Фабрика #17

22
18
20
22
24
26
28
30

Коренев наморщил лоб в попытках припомнить, что за фрукт такой – то ли местный художник, то ли классик, неизвестный ему по причине пробелов в художественном образовании. Он постеснялся спрашивать, чтобы скрыть невежество.

– Показывайте вашего Фролова, – сдался он и второй раз за месяц пошел смотреть на картины.

– Он не наш, – ответила женщина.

Его завели в зал с девственно белыми холстами. Он решил, что экспозиция находится в следующем зале, но женщина подошла к ближайшей пустой раме, указала на нее ладонью и начала рассказ:

– Это одна из ранних работ Семена Фролова, которую он написал в бытность студентом художественного колледжа моделирования и дизайна…

По крайней мере, как можно было заключить, художник входил в число современников и был широко известен в узком кругу ценителей.

– Уже в те годы начал формироваться его уникальный стиль, заключающийся в тонкой и своеобразной манере передаче света и тени с размытым контрастом. Можно отметить удачную передачу бликов на отражающих поверхностях…

Коренев уставился на пустое полотно в поисках «своеобразной манеры передачи света и тени». Несмотря на его старания, ничего, кроме фактуры пожелтевшего хоста, он не замечал, а доступные для наблюдения блики располагались исключительно на вскрытой лаком раме. Гид продолжала описывать достоинства полотна, в то время как Коренева не покидало ощущение, что она говорит о какой-то другой картине, которую по недоразумению забыли повесить.

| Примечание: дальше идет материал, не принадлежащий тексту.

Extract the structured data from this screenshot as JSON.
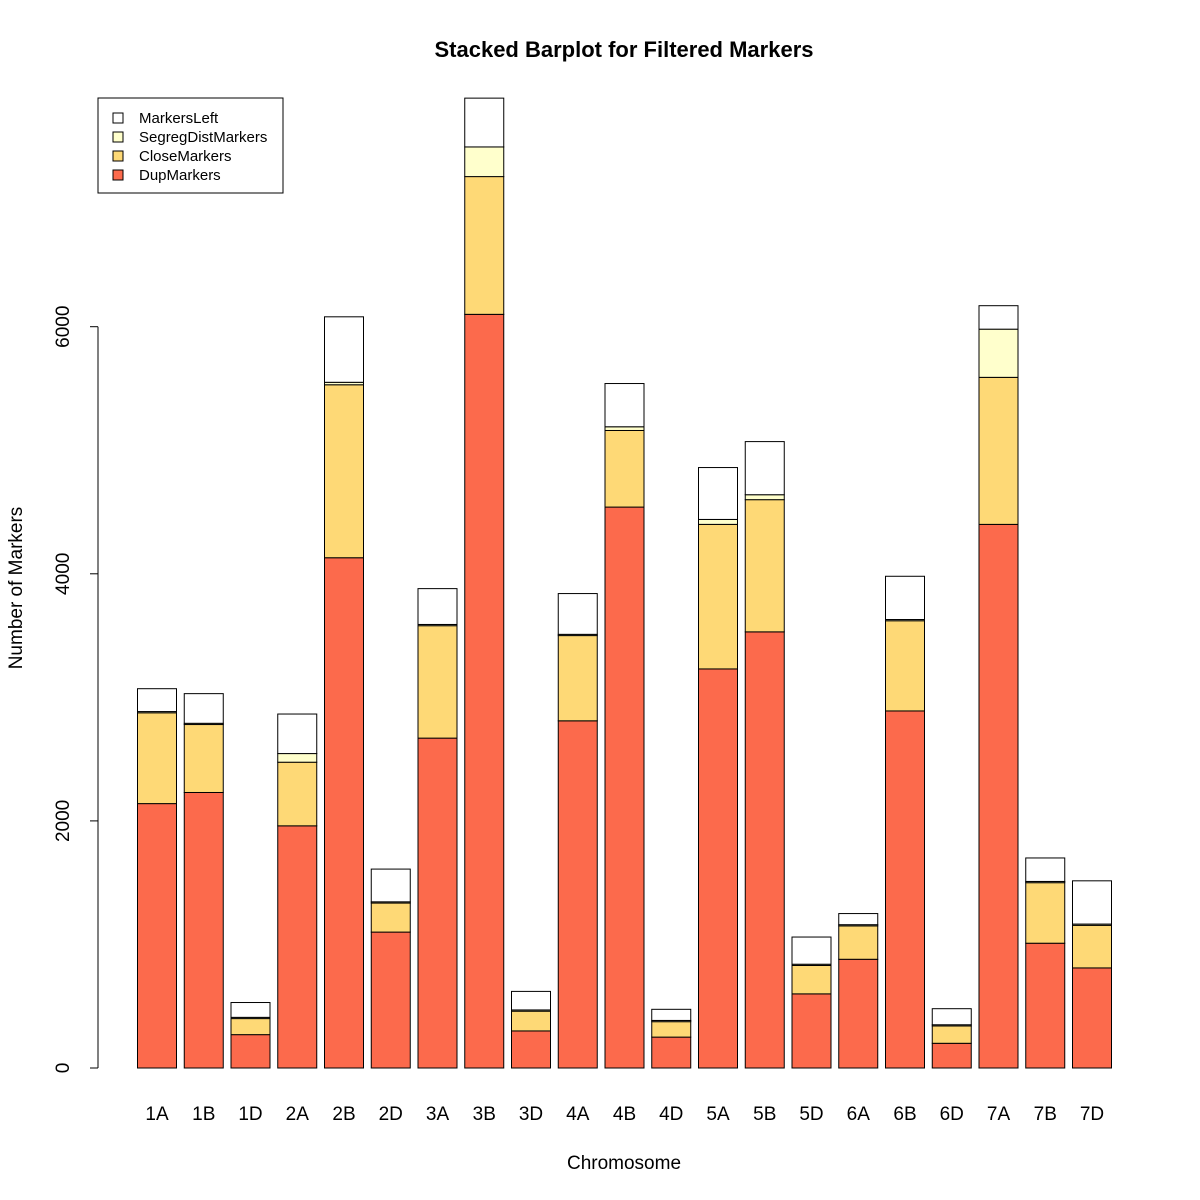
{
  "chart_data": {
    "type": "bar",
    "stacked": true,
    "title": "Stacked Barplot for Filtered Markers",
    "xlabel": "Chromosome",
    "ylabel": "Number of Markers",
    "ylim": [
      0,
      7850
    ],
    "yticks": [
      0,
      2000,
      4000,
      6000
    ],
    "grid": false,
    "legend_position": "top-left",
    "categories": [
      "1A",
      "1B",
      "1D",
      "2A",
      "2B",
      "2D",
      "3A",
      "3B",
      "3D",
      "4A",
      "4B",
      "4D",
      "5A",
      "5B",
      "5D",
      "6A",
      "6B",
      "6D",
      "7A",
      "7B",
      "7D"
    ],
    "series": [
      {
        "name": "DupMarkers",
        "color": "#fc6a4c",
        "values": [
          2140,
          2230,
          270,
          1960,
          4130,
          1100,
          2670,
          6100,
          300,
          2810,
          4540,
          250,
          3230,
          3530,
          600,
          880,
          2890,
          200,
          4400,
          1010,
          810
        ]
      },
      {
        "name": "CloseMarkers",
        "color": "#fed976",
        "values": [
          735,
          550,
          130,
          515,
          1400,
          235,
          910,
          1115,
          160,
          690,
          620,
          125,
          1170,
          1070,
          230,
          270,
          730,
          140,
          1190,
          490,
          345
        ]
      },
      {
        "name": "SegregDistMarkers",
        "color": "#ffffcc",
        "values": [
          10,
          10,
          10,
          70,
          20,
          10,
          10,
          240,
          10,
          10,
          30,
          10,
          40,
          40,
          10,
          10,
          10,
          10,
          390,
          10,
          10
        ]
      },
      {
        "name": "MarkersLeft",
        "color": "#ffffff",
        "values": [
          185,
          240,
          120,
          320,
          530,
          265,
          290,
          395,
          150,
          330,
          350,
          90,
          420,
          430,
          220,
          90,
          350,
          130,
          190,
          190,
          350
        ]
      }
    ],
    "legend_order": [
      "MarkersLeft",
      "SegregDistMarkers",
      "CloseMarkers",
      "DupMarkers"
    ]
  }
}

Он молчал в ожидании дальнейшего развития событий.

– А эта работа написана в качестве дипломной. Точнее, это не оригинал, а ее копия, воспроизведенная самим Семеном Семеновичем после окончания колледжа. Как вы можете видеть, она имеет высокий уровень исполнения за счет умелого использования технических приемов и сочетания нескольких художественных техник. Удивительно, но смешение жанров происходит органично, без эклектики. Части произведения, выполненные в разных стилях, органично увязываются в целостную композицию, что необычно, с учетом количества использованных стилей, которое художник с легкостью доводит до шести. Особенно интересно находить линии жанровых переходов и отгадывать скрытые культурные аллюзии. Таким образом, зритель получает и эстетическое удовлетворение, и интеллектуальное, а множество деталей заставляют возвращаться к полотну и пересматривать его в поисках новых подробностей…

Коренев с нарастающим удивлением пялился на очередную картину, не отличающуюся от предыдущей, и силился увидеть в ней «явный рост технического мастерства художника».

Они переходили от одного произведения живописи к следующему, и перед ними представало неизменное пожелтевшее полотно, отличающееся от предыдущего исключительно размером. Холсты разнились по степени желтизны и плотности ее расположения, но признать в них произведения художественного искусства никак не получалось.

Высказать недоумение не решался, словно народ при виде голого короля. Женщина с таким увлечением и жаром перечисляла достоинства каждой картины, что Коренев уверовал, что она видит нечто, ему недоступное. Точно так же ребенок в тестах на конформизм называет черное белым, потому что так сказали остальные дети. Ему невдомек, что прочие участники эксперимента – подставные и говорят неправду, но боязнь показаться ущербным заставляет человека верить не собственным глазам, а чужим словам.

– Спасибо за внимание, мы закончили, – объявила женщина и исчезла за дверью «Не входить».

Коренев выбежал в туман.

Чувство голода, притупленное удивлением во время экскурсии, возвратилось с новой силой. Решил вернуться в гостиничный буфет, посыпать голову пеплом и съесть постный суп, предварительно выловив тараканов из тарелки.

Побрел в обратный путь по незнакомому городу, в котором за двадцать минут ему не встретилось ни магазина, ни ресторана. Пешеходы передвигались со стеклянными глазами, будто не прогуливались, а по принуждению изображали прохожих.

Из тумана вынырнул щит с лозунгом «Есть Директор – есть фабрика!» и растворился в белой вате. Минут через пять показалось здание, оказавшееся кинотеатром. На громадной вывеске отсутствовала первая буква, полуразрушенную крышу венчала скульптура из трех фигур в человеческий рост. Разваливающиеся фигуры играли на музыкальных инструментах.

Зашел в фойе и взял билет на единственный сеанс в расписании. Фильм оказался старым и скучным. Коренев сидел в зале один и даже не расстроился, когда киноаппарат сломался и экран погас в середине фильма. Для виду подождал, но показывать продолжение никто не собирался, и Коренев ушел.

Он не помнил, чтобы кинотеатр попадался ранее, когда он этим же маршрутом шел в музей, и разволновался, что сбился с пути. К счастью, через пару минут показалась гостиница, и камень свалился с души.